Les experts américains conseillent aux politiciens de la zone euro d’installer «des leviers» dans les paquets de soutien aux pays faibles, ce qui revient à faire encore plus exploser la masse monétaire.

Et pour finir regardons la Suisse, où l’inflation n’est pour l’instant que de 0,5%, mais dont la Banque centrale vient de doubler la masse monétaire centrale en un seul mois entre juillet et août 2011.

Je pense que les autorités tant étatiques que monétaires oublient un fait fondamental: en tant que techniciens de la chose publique, ils savent bien que le fondement des monnaies est le papier – et le papier seulement. Ils sont sûrs de pouvoir tirer les cordons de la bourse quand ils le souhaitent. Mais le public se méfie. Mais les techniciens de la monnaie-papier ont oublié que la valeur de celle-ci repose sur la confiance du public.
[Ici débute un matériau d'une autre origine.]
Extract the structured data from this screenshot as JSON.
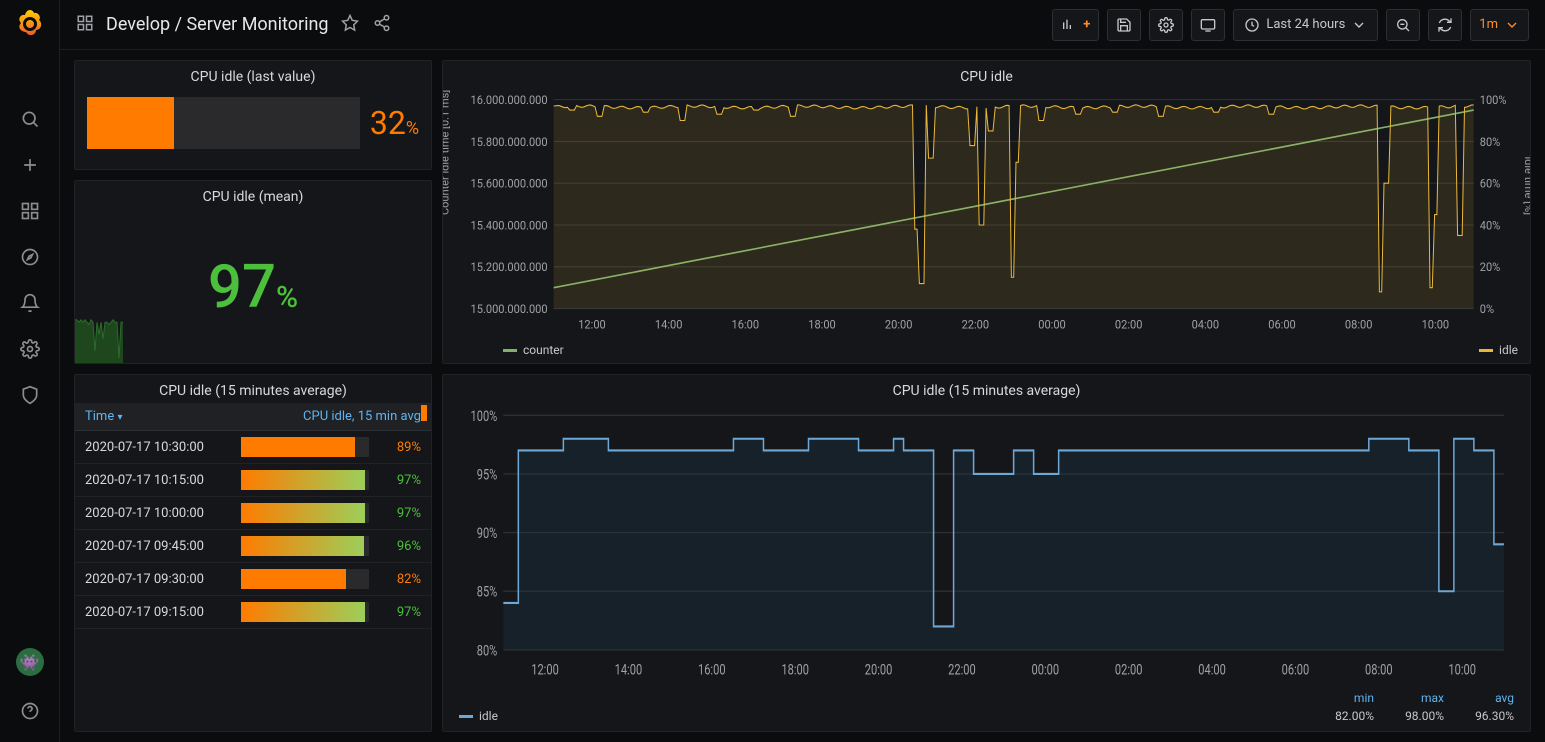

Si les attentes du public sont trompées, il adopte une attitude d’incrédulité, et alors la monnaie-papier est cuite.

Quel sera le signe de l’érosion de la confiance? Lorsque arriveront les premiers contrats entre acteurs privés comportant des clauses-or: «Vous repaierez mon prêt par ce qui vaudra plus, à savoir les 100 000 francs prêtés, ou la valeur en or actuelle de cette somme.» Pour l’instant, les acteurs privés n’achètent que de l’or pour diversifier leur fortune. Mais la mutation des contrats utilisant l’or comme ancre et comme garant sera un signe très fort.

Un petit exemple supplémentaire pour l’érosion de la confiance, cette fois envers les banques: la banque Dexia doit être sauvée pour la deuxième fois déjà par les Etats français et belge, et pourtant elle avait passé le «stress test» européen en beauté il y a trois mois. Pour les économistes, la réputation des politiciens américains et européens et celle des eurocrates sont au plus bas.

source le temps oct11

1 réponse »

  1. Samedi 8 octobre 2011 :

    Dette : Christine Lagarde à l’Elysée, tractations avant un sommet Sarkozy/Merkel.

    La directrice générale du Fonds monétaire international, qui avait été la première à appeler fin août à une recapitalisation « urgente » des banques européennes et qui reste très attendue sur ce sujet, a quitté l’Elysée après une heure d’entretien avec le chef de l’Etat français Nicolas Sarkozy sans faire de déclaration.

    A Berlin, dimanche, le président français et la chancelière allemande Angela Merkel, dont les divergences sur la manière de recapitaliser les banques européennes ont été démenties à Paris, devraient rechercher un terrain d’entente.

    La France s’est ralliée à l’idée d’une opération coordonnée au niveau européen, après avoir martelé pendant des semaines que les établissements français resteraient solides même en cas de faillite de la Grèce.